Washington

Bench-top bothers: there are fears that tighter RAC review could slow down clinical trials. Credit: PAUL A. SOUDERS/CORBIS

The US National Institutes of Health (NIH) was last week urged to give its Recombinant DNA Advisory Committee (RAC) a greater role in the regulation of clinical trials for gene therapy. The call came from a working group set up to advise the NIH in the face of increasing concern over the conduct of such trials.

The advice runs counter to the policy of the former NIH administration, which had sought to diminish the RAC's involvement. It is also contrary to the wishes of clinical investigators, who are concerned about increasing amounts of red tape. But with legislators pushing for tighter control on clinical trials, such a move could reduce the pressure for congressionally mandated regulation.
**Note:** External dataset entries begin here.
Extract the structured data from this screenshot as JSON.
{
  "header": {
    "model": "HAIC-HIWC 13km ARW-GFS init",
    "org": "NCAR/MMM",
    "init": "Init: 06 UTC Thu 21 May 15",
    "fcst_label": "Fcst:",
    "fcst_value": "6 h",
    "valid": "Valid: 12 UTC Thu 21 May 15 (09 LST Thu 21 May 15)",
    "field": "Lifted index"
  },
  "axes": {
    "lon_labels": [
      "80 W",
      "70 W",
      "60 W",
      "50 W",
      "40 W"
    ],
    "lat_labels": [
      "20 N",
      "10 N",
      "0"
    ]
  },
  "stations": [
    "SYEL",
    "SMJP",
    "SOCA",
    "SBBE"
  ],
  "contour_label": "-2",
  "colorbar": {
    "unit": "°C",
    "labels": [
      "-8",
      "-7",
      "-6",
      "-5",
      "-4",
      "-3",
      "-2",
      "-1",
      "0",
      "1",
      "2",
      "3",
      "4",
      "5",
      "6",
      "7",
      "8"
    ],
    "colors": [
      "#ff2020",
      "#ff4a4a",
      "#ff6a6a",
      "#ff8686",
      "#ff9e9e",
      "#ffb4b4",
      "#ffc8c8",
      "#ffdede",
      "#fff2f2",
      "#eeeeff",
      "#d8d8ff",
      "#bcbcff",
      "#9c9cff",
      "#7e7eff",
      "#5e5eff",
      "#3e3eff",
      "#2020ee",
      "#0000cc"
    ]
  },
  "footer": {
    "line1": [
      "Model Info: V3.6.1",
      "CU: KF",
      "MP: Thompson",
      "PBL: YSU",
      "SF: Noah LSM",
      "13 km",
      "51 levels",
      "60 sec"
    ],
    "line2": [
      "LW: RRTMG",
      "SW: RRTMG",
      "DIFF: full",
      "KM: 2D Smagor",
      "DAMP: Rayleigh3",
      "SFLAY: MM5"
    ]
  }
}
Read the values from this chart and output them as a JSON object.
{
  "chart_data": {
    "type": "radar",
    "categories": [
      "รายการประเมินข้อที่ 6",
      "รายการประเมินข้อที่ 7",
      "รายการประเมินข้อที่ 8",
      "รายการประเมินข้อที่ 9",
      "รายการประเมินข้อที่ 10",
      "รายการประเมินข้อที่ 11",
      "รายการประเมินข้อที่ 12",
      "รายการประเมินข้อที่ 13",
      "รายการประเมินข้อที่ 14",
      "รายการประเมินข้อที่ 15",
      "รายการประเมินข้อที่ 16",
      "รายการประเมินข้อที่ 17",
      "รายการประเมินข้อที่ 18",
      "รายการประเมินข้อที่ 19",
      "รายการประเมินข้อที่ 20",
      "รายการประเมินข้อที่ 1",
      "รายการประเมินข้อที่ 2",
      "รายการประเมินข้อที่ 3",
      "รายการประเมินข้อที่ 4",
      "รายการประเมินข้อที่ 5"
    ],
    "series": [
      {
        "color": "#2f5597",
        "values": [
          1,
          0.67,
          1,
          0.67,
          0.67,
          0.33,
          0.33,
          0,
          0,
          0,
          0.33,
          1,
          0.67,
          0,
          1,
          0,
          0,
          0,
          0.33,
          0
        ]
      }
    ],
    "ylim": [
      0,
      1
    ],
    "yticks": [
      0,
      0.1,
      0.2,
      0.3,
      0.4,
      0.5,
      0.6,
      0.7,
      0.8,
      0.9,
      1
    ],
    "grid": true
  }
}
Under the new proposals, enrolment in a clinical trial would not begin until the RAC had accepted the trial's protocols. If the committee found that a protocol was novel — because, for example, it used a new kind of vector to deliver a gene, or sought to treat a new group of patients — the trial's investigator would have to present it formally to the RAC, which meets four times a year. Only after the committee was satisfied with the protocol would enrolment begin.
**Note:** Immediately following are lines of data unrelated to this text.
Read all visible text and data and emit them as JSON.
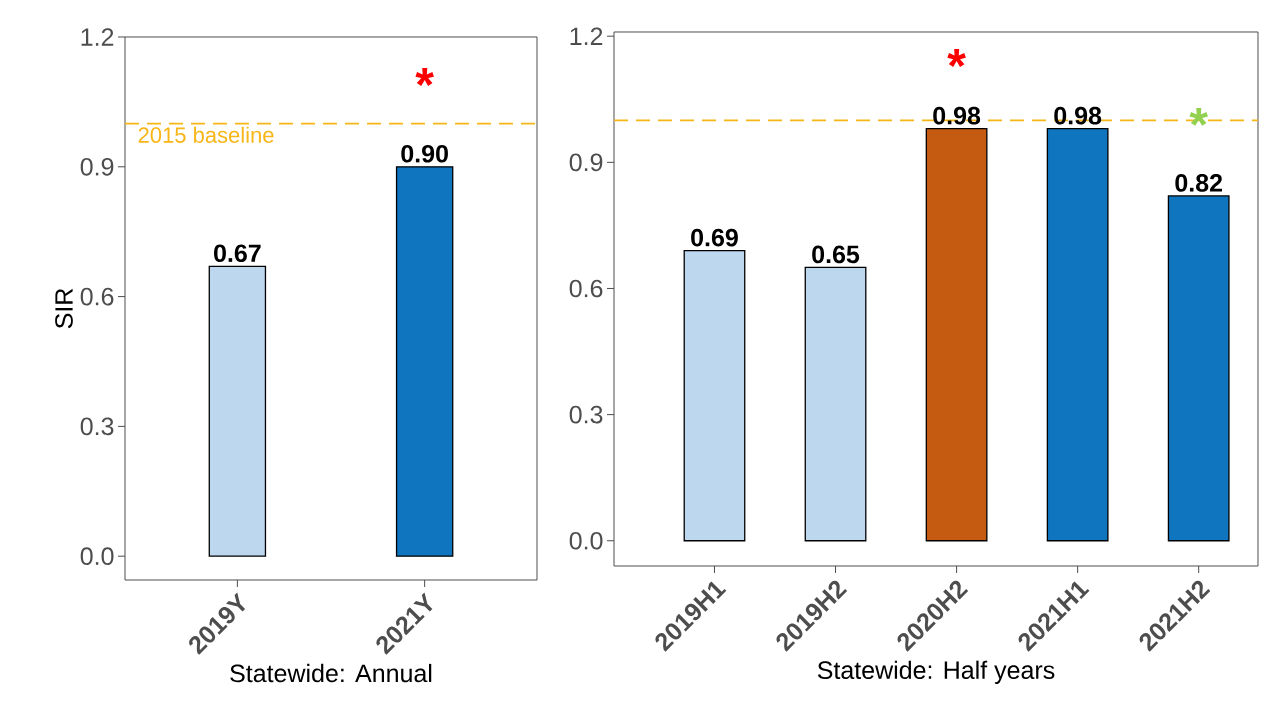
{
  "chart_data": [
    {
      "type": "bar",
      "xlabel": "Statewide: Annual",
      "ylabel": "SIR",
      "categories": [
        "2019Y",
        "2021Y"
      ],
      "values": [
        0.67,
        0.9
      ],
      "colors": [
        "#bdd7ee",
        "#0e75be"
      ],
      "value_labels": [
        "0.67",
        "0.90"
      ],
      "ylim": [
        -0.055,
        1.2
      ],
      "yticks": [
        {
          "value": 0,
          "label": "0.0"
        },
        {
          "value": 0.3,
          "label": "0.3"
        },
        {
          "value": 0.6,
          "label": "0.6"
        },
        {
          "value": 0.9,
          "label": "0.9"
        },
        {
          "value": 1.2,
          "label": "1.2"
        }
      ],
      "ref_lines": [
        {
          "axis": "y",
          "value": 1.0,
          "label": "2015 baseline",
          "color": "#f7b516",
          "line_style": "dashed"
        }
      ],
      "annotations": [
        "*"
      ]
    },
    {
      "type": "bar",
      "xlabel": "Statewide: Half years",
      "categories": [
        "2019H1",
        "2019H2",
        "2020H2",
        "2021H1",
        "2021H2"
      ],
      "values": [
        0.69,
        0.65,
        0.98,
        0.98,
        0.82
      ],
      "colors": [
        "#bdd7ee",
        "#bdd7ee",
        "#c55a11",
        "#0e75be",
        "#0e75be"
      ],
      "value_labels": [
        "0.69",
        "0.65",
        "0.98",
        "0.98",
        "0.82"
      ],
      "ylim": [
        -0.06,
        1.21
      ],
      "yticks": [
        {
          "value": 0,
          "label": "0.0"
        },
        {
          "value": 0.3,
          "label": "0.3"
        },
        {
          "value": 0.6,
          "label": "0.6"
        },
        {
          "value": 0.9,
          "label": "0.9"
        },
        {
          "value": 1.2,
          "label": "1.2"
        }
      ],
      "ref_lines": [
        {
          "axis": "y",
          "value": 1.0,
          "color": "#f7b516",
          "line_style": "dashed"
        }
      ],
      "annotations": [
        "*",
        "*"
      ]
    }
  ]
}
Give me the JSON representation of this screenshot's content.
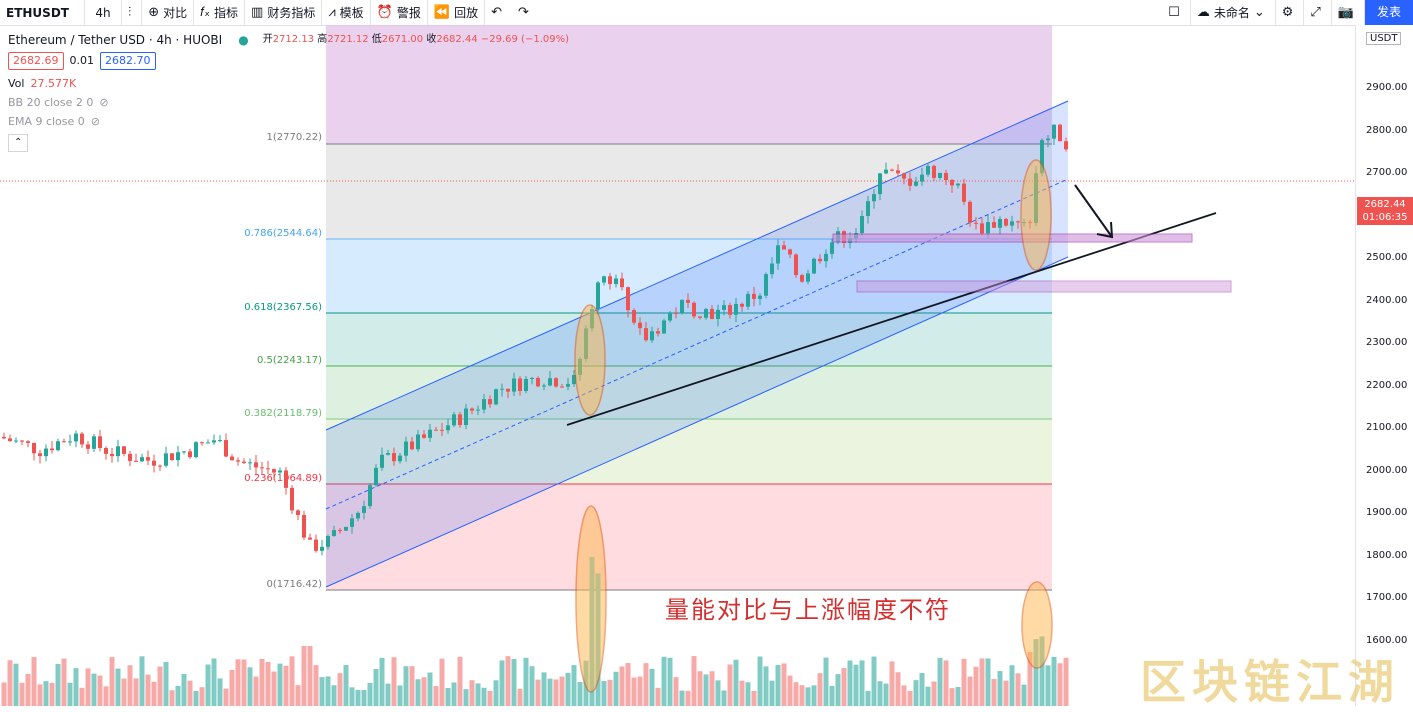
{
  "toolbar": {
    "symbol": "ETHUSDT",
    "interval": "4h",
    "compare": "对比",
    "indicators": "指标",
    "financials": "财务指标",
    "templates": "模板",
    "alert": "警报",
    "replay": "回放",
    "layout_name": "未命名",
    "publish": "发表"
  },
  "legend": {
    "title": "Ethereum / Tether USD · 4h · HUOBI",
    "open_label": "开",
    "open": "2712.13",
    "high_label": "高",
    "high": "2721.12",
    "low_label": "低",
    "low": "2671.00",
    "close_label": "收",
    "close": "2682.44",
    "change": "−29.69 (−1.09%)",
    "bid": "2682.69",
    "spread": "0.01",
    "ask": "2682.70",
    "vol_label": "Vol",
    "vol": "27.577K",
    "bb": "BB 20 close 2 0",
    "ema": "EMA 9 close 0"
  },
  "axis": {
    "currency": "USDT",
    "labels": [
      "2900.00",
      "2800.00",
      "2700.00",
      "2600.00",
      "2500.00",
      "2400.00",
      "2300.00",
      "2200.00",
      "2100.00",
      "2000.00",
      "1900.00",
      "1800.00",
      "1700.00",
      "1600.00"
    ],
    "current_price": "2682.44",
    "countdown": "01:06:35"
  },
  "fib_levels": [
    {
      "label": "1(2770.22)",
      "color": "#787b86"
    },
    {
      "label": "0.786(2544.64)",
      "color": "#64b5f6"
    },
    {
      "label": "0.618(2367.56)",
      "color": "#089981"
    },
    {
      "label": "0.5(2243.17)",
      "color": "#4caf50"
    },
    {
      "label": "0.382(2118.79)",
      "color": "#81c784"
    },
    {
      "label": "0.236(1964.89)",
      "color": "#f23645"
    },
    {
      "label": "0(1716.42)",
      "color": "#787b86"
    }
  ],
  "annotation": "量能对比与上涨幅度不符",
  "watermark": "区块链江湖",
  "colors": {
    "up": "#26a69a",
    "down": "#ef5350",
    "accent": "#2962ff"
  }
}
Christine Cassel of Mount Sinai Medical Center, and co-chair of the working group, told the NIH director's advisory committee meeting last week that only about 10 per cent of protocols would be subjected to this higher level of scrutiny. Before the new guidelines can come into effect, they need to be endorsed by acting NIH director Ruth Kirschstein, who has asked her advisory committee to comment on the proposals.

Claudia Mickelson, biosafety officer at the Massachusetts Institute of Technology, RAC chair and a member of the working group that drafted the recommendations, denies that the RAC review would slow down the clinical-trial process. The proposals call for simultaneous review by the investigator's institutional review board, institutional biosafety committee and the RAC. Until now, such processes have been conducted sequentially.

In the past, novel protocols were sometimes reviewed by the RAC at the same time that investigators were enrolling patients, or even proceeding with the trials. “That's an untenable situation,” says LeRoy Walters, former RAC chair and director of the Kennedy Institute of Ethics at Georgetown University in Washington DC, who has long been calling for the body to have more regulatory authority. “That just promotes disrespect.”

Walters also notes that the new guidelines emphasize that the RAC is an advisory body to both the NIH and the Food and Drug Administration (FDA). These two bodies have sometimes had difficulty communicating with each other — especially over adverse events in clinical trials. This is another area the working group hopes to address, by harmonizing reporting to both agencies.

Even if the FDA recognizes the RAC as an advisory body, Walters says he has a “nagging concern” that gene-therapy trials funded and carried out by pharmaceutical companies could never have their adverse events made public. The RAC aims to disseminate such information in order to detect patterns and prevent the use of dangerous vectors, but the pharmaceutical industry is keen to keep adverse events confidential.

“We don't know that there aren't human gene-transfer protocols that have been submitted to the FDA that are totally invisible to the public review process,” says Walters.